Jack’s: More Than Just Pizza

Jack’s: More Than Just Pizza

June, 2020 Off By admin

By David Tirrell-Wysocki

At Jack’s Pizza in Pittsfield and Alton, the cheese, crust and calzones for customers come with a heaping portion of compassion, confidence-building and career planning for employees.
In 2018, social entrepreneur Kathleen Menegozzi got involved with Jack’s with the intention of helping owner, Jason Isabelle, sell the business. Things changed when she began speaking with employees and hearing about the challenges they faced as single moms, as teens looking for life and career guidance or as folks simply working hard to try to get ahead. So, instead of selling the business, she, Isabelle and their team began developing a model to create opportunities for employees to make good lives, not just good pizza.
They are moving from a sole proprietorship owned by Isabelle to an employee-owned company that helps tackle their struggles and provides confidence-building and training for their new roles. The effort includes in-house instruction, field trips and bringing in experts to teach about everything from financial literacy and social skills to management, health and legal issues.
“We want to see if we can arrange a company where there are no titles, where we make decisions together,” Menegozzi said. “That’s not to say that every single person needs to be a part of decision-making, but it means those who want to will be trained to take that on successfully and to make difficult decisions.”
She hopes they will build a model that shows other business owners they can be successful while making their workers a priority.
Kayla Moody, 28, waited tables at various restaurants for eight years. At Jack’s, she thought she might run the front counter, take orders or learn about food production. She found much more.
“I have started to transition into overseeing business operations, taking on more leadership roles, learning how to use my voice and having that power and feeling confident in myself and really trying to focus on personal development and continuing to build on my skills,” she said.
According to Menegozzi, employee Melodie Hudgens and her honesty about challenges she faced were the inspiration for the new Jack’s.
“I said I wasn’t prepared for life,” Hudgens said. “I was left to figure out things on my own. I found my way out of it, but these guys helped me realize I can be more than that.”
Now, Hudgens, 26, is part of the leadership team benefiting from classes and training.
“I have support and people who understand me and want to help me more forward in my life and see me do better,” she said. “I never thought I would get anything like that out of life and I’m getting that out of a job.”
In February, Jack’s closed on Mondays to give team members more training time. They launched a two-and-a-half-year career development apprenticeship, with college credit, designed as a transition to a four-year university for employees and others in the community. It’s a nice fit for Antonia Moon, 21, who has worked in restaurants since high school, with no firm idea of what she wanted to do in the future.
“Jack’s opened up an opportunity where I don’t have to go to college and be in college debt and still get all of the experience and knowledge that I could in college,” said Moon, now a social enterprise apprentice.
Jack’s, at the Alton traffic circle, is managed and operated by an energic and passionate group of female high school students who choose their schedules through discussion and compromise with each other.
“I’m being provided with opportunities that pretty much no business will give high school students, such as online business management, accounting, hiring, things like that,” said Whitney Bassett, 17, who is homeschooled and a Jack’s youth leader. “It is helping people who are high school age to find their voices and start exploring what they want to do and get involved in ways they never thought that they could.”
That’s a theme for Jack’s team members: opportunities they never dreamed of. They also speak of learning, teaching and practicing respect.
“It doesn’t matter whether it’s education, learning to own a business, there’s everything for everyone, no matter your age,” said Tess Ranaldi. “That’s a big thing for me.

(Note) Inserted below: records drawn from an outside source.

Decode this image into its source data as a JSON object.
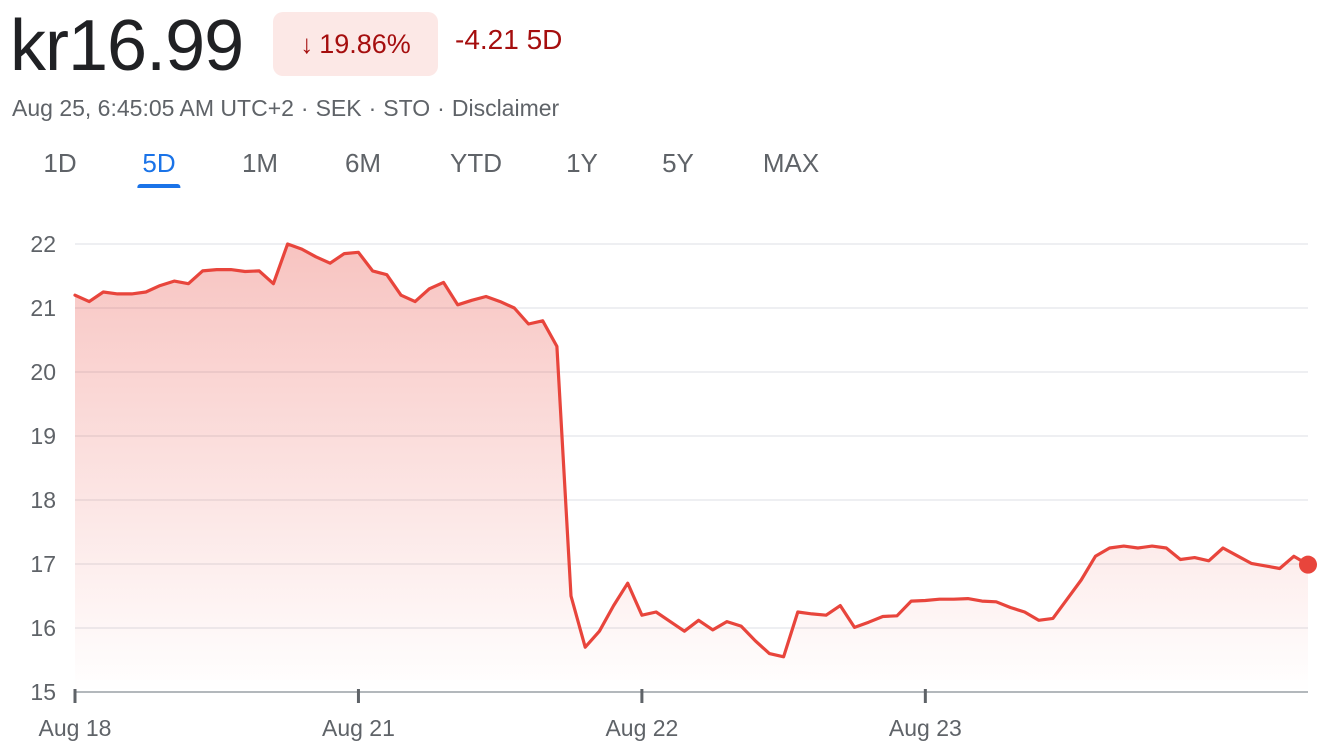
{
  "quote": {
    "price": "kr16.99",
    "change_percent": "19.86%",
    "change_abs": "-4.21 5D",
    "timestamp": "Aug 25, 6:45:05 AM UTC+2",
    "currency": "SEK",
    "exchange": "STO",
    "disclaimer": "Disclaimer",
    "direction_icon": "arrow-down-icon"
  },
  "tabs": [
    {
      "label": "1D",
      "active": false
    },
    {
      "label": "5D",
      "active": true
    },
    {
      "label": "1M",
      "active": false
    },
    {
      "label": "6M",
      "active": false
    },
    {
      "label": "YTD",
      "active": false
    },
    {
      "label": "1Y",
      "active": false
    },
    {
      "label": "5Y",
      "active": false
    },
    {
      "label": "MAX",
      "active": false
    }
  ],
  "colors": {
    "negative": "#a50e0e",
    "line": "#e8453c",
    "badge_bg": "#fce8e6",
    "active_tab": "#1a73e8"
  },
  "chart_data": {
    "type": "area",
    "ylim": [
      15,
      22
    ],
    "y_ticks": [
      15,
      16,
      17,
      18,
      19,
      20,
      21,
      22
    ],
    "x_ticks": [
      "Aug 18",
      "Aug 21",
      "Aug 22",
      "Aug 23"
    ],
    "grid": true,
    "series": [
      {
        "values": [
          21.2,
          21.1,
          21.25,
          21.22,
          21.22,
          21.25,
          21.35,
          21.42,
          21.38,
          21.58,
          21.6,
          21.6,
          21.57,
          21.58,
          21.38,
          22.0,
          21.92,
          21.8,
          21.7,
          21.85,
          21.87,
          21.58,
          21.52,
          21.2,
          21.1,
          21.3,
          21.4,
          21.05,
          21.12,
          21.18,
          21.1,
          21.0,
          20.75,
          20.8,
          20.4,
          16.5,
          15.7,
          15.95,
          16.35,
          16.7,
          16.2,
          16.25,
          16.1,
          15.95,
          16.12,
          15.97,
          16.1,
          16.03,
          15.8,
          15.6,
          15.55,
          16.25,
          16.22,
          16.2,
          16.35,
          16.01,
          16.09,
          16.18,
          16.19,
          16.42,
          16.43,
          16.45,
          16.45,
          16.46,
          16.42,
          16.41,
          16.32,
          16.25,
          16.12,
          16.15,
          16.45,
          16.75,
          17.12,
          17.25,
          17.28,
          17.25,
          17.28,
          17.25,
          17.07,
          17.1,
          17.05,
          17.25,
          17.13,
          17.01,
          16.97,
          16.93,
          17.12,
          16.99
        ],
        "color": "#e8453c"
      }
    ],
    "last_value": 16.99
  }
}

I’m 17 and I’m respected here as much as Antonia, who is 21.”
Team members take their roles very seriously. A group came to an interview armed with carefully prepared notes. Their personal experiences varied, but their message was clear: they are grateful to find skills that will serve them no matter what career they choose.
“Even if we are not going to make pizza a career, the model is about developing and helping people find their passions and what it is they want to do with their lives,” said Ranaldi, a youth leader who encourages other teens to join Jack’s workshops even if they don’t work there, to become “more well-rounded people.”

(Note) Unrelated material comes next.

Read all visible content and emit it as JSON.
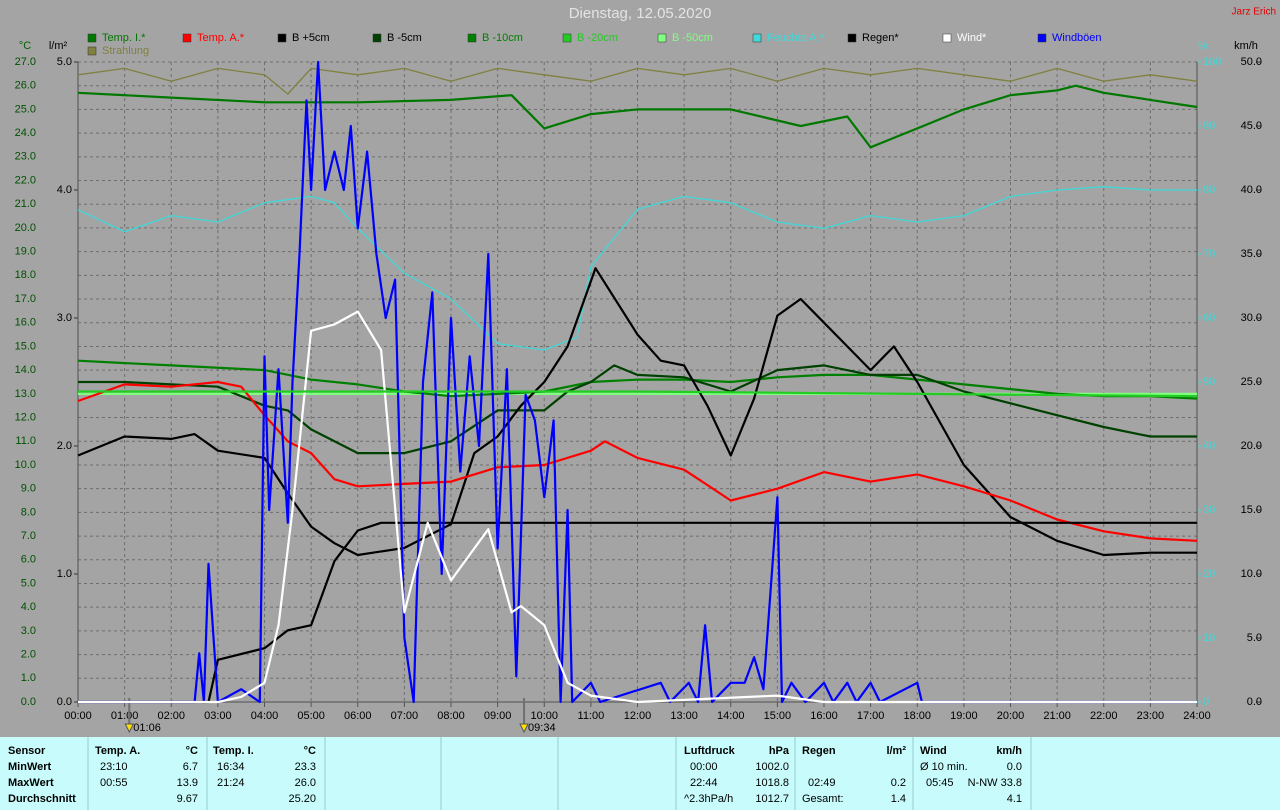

When COVID-19 struck, Jack’s stepped up. They served 258 free school lunches until area schools adapted their own lunch program after closing. In response to the pandemic, Jack’s offered sidewalk service and increased training to help team members and improve their customers’ experience. They offered online virtual work hours and training in areas like social media, human resources and software integration that will bring online ordering, automated inventory and accounting and a social media strategy to life for Jack’s.